Ceramic products company Saint-Gobain is developing a ceramic proppant manufacturing plant in Saline County, AR. The company said its proppants division will build a 100,000-square-foot facility on 68 acres at a cost of $100 million.

The facility is expected to employ up to 140 when production begins by the end of next year. The plant will manufacture ceramic proppants, which are spherical beads about the size of a grain of sand that maintain integrity under extreme pressure. Proppants are inserted into underground fractures in oil and gas wells to prop open the fracture and increase productivity of the wells.

A company spokesman said the plant’s future capacity is proprietary but product would be delivered to customers in North America, not exported. He said customer demand for the company’s proppant products was up, but he could not say whether this was related to increasing development in North American oil and gas shale plays.

Saint-Gobain’s proppants division currently operates two manufacturing facilities in Arkansas. One is a proppants manufacturing facility in Fort Smith. This was the world’s first ceramic production plant.
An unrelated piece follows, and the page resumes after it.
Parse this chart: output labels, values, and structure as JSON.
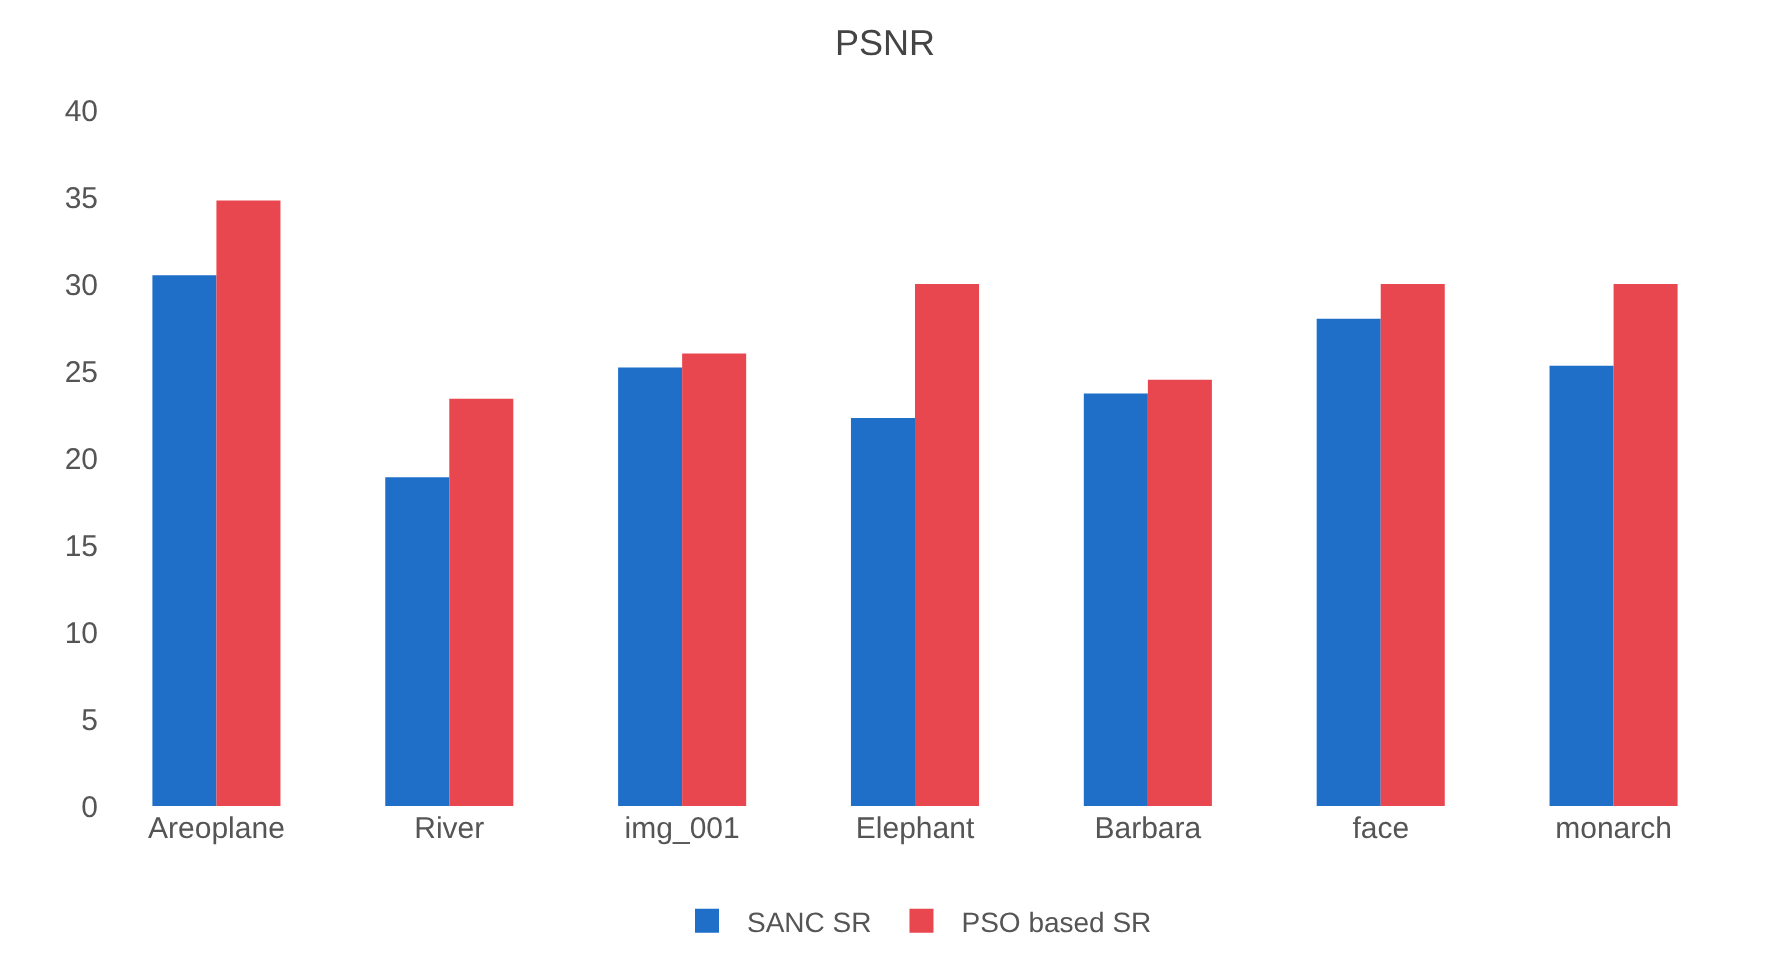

The other facility is in Saline County and supplies materials used in the proppant manufacturing process.

“The increasing global demand for affordable energy is creating greater activity among oil and gas drilling companies, whose need for proppants will exceed our ability to supply them from Fort Smith alone,” said John Crowe, CEO of Saint-Gobain Corp., Saint-Gobain’s North American holding company. “Saline County is the perfect location because of its proximity to many of our major oil and gas customers…”

Saint-Gobain’s North American headquarters are in Valley Forge, PA; the company has more than 265 locations in North America.